Modern field guide to security and privacy

Want better cybersecurity? Welcome more hackers into your systems.

Crowdsourcing can be a powerful tool for shoring up digital defenses, but it’s only as strong as the diversity of the crowd.

Leah Mills/The Christian Science Monitor
During Passcode's Bug Bounty Lightning talks on February 14, 2017 at Uber's San Francisco offices, Justin Calmus and Lauren Koszarek of HackerOne talked about the community of white hat hackers submitting vulnerabilities to bug bounty programs.

San Francisco — When even the Department of Defense has a “bug bounty” program to find and fix vulnerabilities before adversaries can exploit them, it’s not a stretch to say the concept of encouraging friendly hackers to try to crack an organization’s digital defenses is now a widely accepted security practice. 

But the idea works much better when security managers open the gates to a wider set of hackers across a fuller range of their systems — a shift that takes greater trust and relationship building, said Justin Calmus, vice president of hacker success at HackerOne, at a Passcode event Monday on the sidelines of the RSA Conference.

“There’s a common misconception that hackers do not play by the rules,” said Mr. Calmus.

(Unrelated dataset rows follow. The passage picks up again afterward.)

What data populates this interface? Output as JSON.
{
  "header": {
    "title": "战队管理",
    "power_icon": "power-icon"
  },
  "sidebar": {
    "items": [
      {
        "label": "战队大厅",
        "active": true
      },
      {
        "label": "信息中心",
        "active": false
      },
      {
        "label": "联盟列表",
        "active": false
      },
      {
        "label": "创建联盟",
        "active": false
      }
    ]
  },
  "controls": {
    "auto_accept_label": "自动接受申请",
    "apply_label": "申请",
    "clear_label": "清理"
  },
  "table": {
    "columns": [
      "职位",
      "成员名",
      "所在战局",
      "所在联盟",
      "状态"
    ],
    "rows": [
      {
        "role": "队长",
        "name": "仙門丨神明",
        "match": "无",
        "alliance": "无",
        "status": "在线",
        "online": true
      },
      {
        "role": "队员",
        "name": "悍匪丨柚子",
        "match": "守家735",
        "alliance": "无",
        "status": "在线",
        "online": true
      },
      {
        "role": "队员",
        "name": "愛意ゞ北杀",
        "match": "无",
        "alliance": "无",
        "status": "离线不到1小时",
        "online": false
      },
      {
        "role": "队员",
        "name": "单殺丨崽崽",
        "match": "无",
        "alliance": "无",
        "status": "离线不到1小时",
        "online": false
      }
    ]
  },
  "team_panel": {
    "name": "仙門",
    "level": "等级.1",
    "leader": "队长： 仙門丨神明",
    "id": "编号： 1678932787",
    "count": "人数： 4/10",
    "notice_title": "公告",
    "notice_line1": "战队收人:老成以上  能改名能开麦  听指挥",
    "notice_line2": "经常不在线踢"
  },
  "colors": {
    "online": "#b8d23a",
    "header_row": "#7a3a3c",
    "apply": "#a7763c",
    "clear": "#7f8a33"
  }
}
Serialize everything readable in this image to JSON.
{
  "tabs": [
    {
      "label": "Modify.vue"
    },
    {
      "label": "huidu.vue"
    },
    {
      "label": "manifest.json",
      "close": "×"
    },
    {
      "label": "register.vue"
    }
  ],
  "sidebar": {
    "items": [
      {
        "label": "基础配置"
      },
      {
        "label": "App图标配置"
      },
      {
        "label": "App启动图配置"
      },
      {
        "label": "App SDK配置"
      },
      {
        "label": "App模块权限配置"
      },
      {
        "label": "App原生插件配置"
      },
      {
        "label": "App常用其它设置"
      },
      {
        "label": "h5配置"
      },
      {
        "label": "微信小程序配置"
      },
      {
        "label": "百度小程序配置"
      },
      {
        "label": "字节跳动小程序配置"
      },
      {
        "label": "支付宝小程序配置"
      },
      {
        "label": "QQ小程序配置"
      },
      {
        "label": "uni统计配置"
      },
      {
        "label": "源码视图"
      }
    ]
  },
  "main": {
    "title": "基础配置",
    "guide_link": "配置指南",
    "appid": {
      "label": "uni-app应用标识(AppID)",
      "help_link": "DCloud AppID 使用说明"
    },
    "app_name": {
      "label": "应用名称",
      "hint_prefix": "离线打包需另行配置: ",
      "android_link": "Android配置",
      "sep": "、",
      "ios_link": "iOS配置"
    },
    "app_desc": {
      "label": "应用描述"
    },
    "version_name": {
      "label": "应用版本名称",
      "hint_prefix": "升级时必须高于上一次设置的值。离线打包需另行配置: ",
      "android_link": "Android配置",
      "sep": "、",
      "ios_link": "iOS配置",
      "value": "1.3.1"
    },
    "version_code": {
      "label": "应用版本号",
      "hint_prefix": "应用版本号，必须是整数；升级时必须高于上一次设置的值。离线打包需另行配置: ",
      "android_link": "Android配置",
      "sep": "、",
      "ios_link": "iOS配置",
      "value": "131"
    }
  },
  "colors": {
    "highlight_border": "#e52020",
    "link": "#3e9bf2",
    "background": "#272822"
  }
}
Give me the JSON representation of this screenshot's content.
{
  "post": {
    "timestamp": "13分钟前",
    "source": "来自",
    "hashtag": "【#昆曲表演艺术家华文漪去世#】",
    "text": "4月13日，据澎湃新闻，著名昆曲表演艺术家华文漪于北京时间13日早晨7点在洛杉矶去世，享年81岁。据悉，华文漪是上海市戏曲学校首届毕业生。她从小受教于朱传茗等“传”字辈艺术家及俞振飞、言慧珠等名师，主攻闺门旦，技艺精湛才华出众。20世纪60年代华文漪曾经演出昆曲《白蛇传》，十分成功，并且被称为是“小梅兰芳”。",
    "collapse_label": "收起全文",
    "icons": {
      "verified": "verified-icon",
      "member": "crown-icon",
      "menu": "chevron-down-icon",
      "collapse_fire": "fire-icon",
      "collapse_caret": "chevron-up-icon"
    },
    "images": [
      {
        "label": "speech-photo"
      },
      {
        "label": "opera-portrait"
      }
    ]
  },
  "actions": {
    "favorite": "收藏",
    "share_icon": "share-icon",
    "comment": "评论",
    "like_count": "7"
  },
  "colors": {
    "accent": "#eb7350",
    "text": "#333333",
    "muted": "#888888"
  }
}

Concern that security researchers may sell what they find on the black market, Calmus said, ignores the fact that “we have hackers making upwards of $500,000 a year. Why would you risk that to go down [the black market] path?”

HackerOne helps companies set up and manage their bug bounty programs. The most successful ones, said Calmus, draw in a diversity of hackers, encouraging them to look across a wide variety of systems, and give them up-front information to save them time.

Not all hackers are interested in the same sorts of problems, a point underscored by Luke Young, a senior security engineer at LinkedIn who reports bugs through HackerOne’s platform.

When he was a teenager, Mr. Young looked to turn digital vulnerabilities into quick recognition and a cool t-shirt from companies he admired.

In college, he wanted to make money more efficiently, so he shifted to bugs that were unique and had a higher payout.

After college, he hunted occasionally just to stay sharp and challenge himself, meaning he would go after only very nuanced bugs.

These different motivations lead these security researchers to focus in different places. Some hunt Web vulnerabilities, others look into network security and infrastructure security.

“When you combine all these different types of skillsets and you have such a large scope, your company’s risk profile drops significantly,” said Calmus.

Bug bounty hunters also live all over the world, with India and Brazil being sources of top talent. Attracting an international mix of researchers can be helpful in finding security gaps in localized versions of software and in having eyes on your systems all day, every day.

Cultivating strong relationships with a broad range of researchers increases the chances of getting early warnings. When Calmus worked on security for HR software company Zenefits, he once got a message at 2:00 a.m. from a bounty hunter who wanted to make sure he knew immediately about a vulnerability.

“It makes me feel really good to know that I have that relationship built that somebody can text me at any point in time … and they just have your back,” he said.

These relationships also can lead to good hires. Young landed an internship at LinkedIn as a teenager after he brought bugs to their attention. Finding application security engineers is notoriously difficult, but bug bounty programs help managers identify talented programmers and begin to court them — and bring them onto the teams that help secure software in the first place.